In questo sequel vestiremo i panni di Aiden Caldwell che, a differenza di tanti, ha abbracciato la via del “Pellegrino”, rifiutando la sicurezza delle mura fortificate delle ultime città umane per vagabondare da un insediamento all’altro. Poco si sa del passato del nostro eroe, ma conosciamo sin da subito quale sia il suo scopo: ritrovare Mia, la sua amata sorella, da cui è stato separato in circostanze misteriose. Aiden ha un solo indizio a disposizione; un nome, per essere precisi: Waltz, un misterioso figuro che, anni fa, conduceva degli esperimenti per conto del GRE su un folto gruppo di bambini, che comprendevano anche il protagonista e Mia.

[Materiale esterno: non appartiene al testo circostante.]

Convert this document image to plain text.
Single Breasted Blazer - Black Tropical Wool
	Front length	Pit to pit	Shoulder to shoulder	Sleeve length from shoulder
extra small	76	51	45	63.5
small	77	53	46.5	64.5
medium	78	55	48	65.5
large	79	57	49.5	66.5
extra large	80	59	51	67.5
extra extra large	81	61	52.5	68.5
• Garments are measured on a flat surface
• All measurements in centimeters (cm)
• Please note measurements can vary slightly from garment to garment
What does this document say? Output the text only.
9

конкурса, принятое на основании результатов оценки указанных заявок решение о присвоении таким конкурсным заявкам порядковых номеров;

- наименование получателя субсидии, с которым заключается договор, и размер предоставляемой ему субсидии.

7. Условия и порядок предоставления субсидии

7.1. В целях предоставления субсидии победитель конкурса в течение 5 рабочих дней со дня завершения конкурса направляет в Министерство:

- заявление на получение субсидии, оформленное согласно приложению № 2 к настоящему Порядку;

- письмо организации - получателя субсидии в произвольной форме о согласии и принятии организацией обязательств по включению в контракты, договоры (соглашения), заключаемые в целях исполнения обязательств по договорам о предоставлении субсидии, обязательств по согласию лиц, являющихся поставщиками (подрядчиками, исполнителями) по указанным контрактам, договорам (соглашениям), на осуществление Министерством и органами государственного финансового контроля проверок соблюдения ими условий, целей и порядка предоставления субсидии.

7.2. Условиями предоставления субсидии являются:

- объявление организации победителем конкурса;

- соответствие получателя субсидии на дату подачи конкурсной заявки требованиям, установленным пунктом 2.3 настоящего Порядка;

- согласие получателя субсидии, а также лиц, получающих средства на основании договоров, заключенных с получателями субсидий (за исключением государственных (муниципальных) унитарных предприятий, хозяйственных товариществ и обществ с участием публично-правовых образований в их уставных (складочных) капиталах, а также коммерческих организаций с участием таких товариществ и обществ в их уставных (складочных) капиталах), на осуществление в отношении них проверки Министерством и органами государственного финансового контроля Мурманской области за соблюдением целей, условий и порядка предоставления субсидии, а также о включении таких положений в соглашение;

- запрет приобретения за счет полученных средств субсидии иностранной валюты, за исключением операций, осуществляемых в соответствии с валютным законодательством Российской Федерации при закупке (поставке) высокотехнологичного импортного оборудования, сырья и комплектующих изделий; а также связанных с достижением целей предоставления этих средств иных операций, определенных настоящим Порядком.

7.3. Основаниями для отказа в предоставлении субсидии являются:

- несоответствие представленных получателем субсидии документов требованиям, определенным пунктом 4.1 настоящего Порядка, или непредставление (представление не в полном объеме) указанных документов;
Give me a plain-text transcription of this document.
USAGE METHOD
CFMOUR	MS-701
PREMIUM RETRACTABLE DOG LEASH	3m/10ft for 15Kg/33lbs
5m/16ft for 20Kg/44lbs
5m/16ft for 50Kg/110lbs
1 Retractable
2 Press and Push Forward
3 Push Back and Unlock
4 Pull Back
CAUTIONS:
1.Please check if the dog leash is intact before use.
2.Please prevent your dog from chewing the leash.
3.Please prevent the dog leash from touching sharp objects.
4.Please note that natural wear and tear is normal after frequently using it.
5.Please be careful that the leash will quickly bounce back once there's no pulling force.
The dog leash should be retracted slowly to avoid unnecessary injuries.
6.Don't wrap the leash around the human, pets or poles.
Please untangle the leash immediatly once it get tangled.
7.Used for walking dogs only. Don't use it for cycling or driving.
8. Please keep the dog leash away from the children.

Non appena arrivato a Villedor, uno degli ultimi baluardi dell’umanità, la sua ricerca subirà un brusco stop; Aiden sarà infatti morso da uno zombie, diventando così un infetto, e si accorgerà che la strada che lo porta verso Waltz e Mia è attualmente sbarrata da una guerra (più o meno) fredda tra due diverse fazioni. Da una parte abbiamo i Sopravvissuti, probabilmente il raggruppamento più numeroso, composto da persone di vario genere che, in una maniera o nell’altra, tentano in tutti i modi di ricostruire e di dare una parvenza di civiltà a ciò che rimane del genere umano. Dall’altra, invece, abbiamo i Pacificatori, meno numerosi ma armati fino ai denti ed estremamente militarizzati, la cui visione del futuro è basata su due unici pilastri: gerarchia e disciplina.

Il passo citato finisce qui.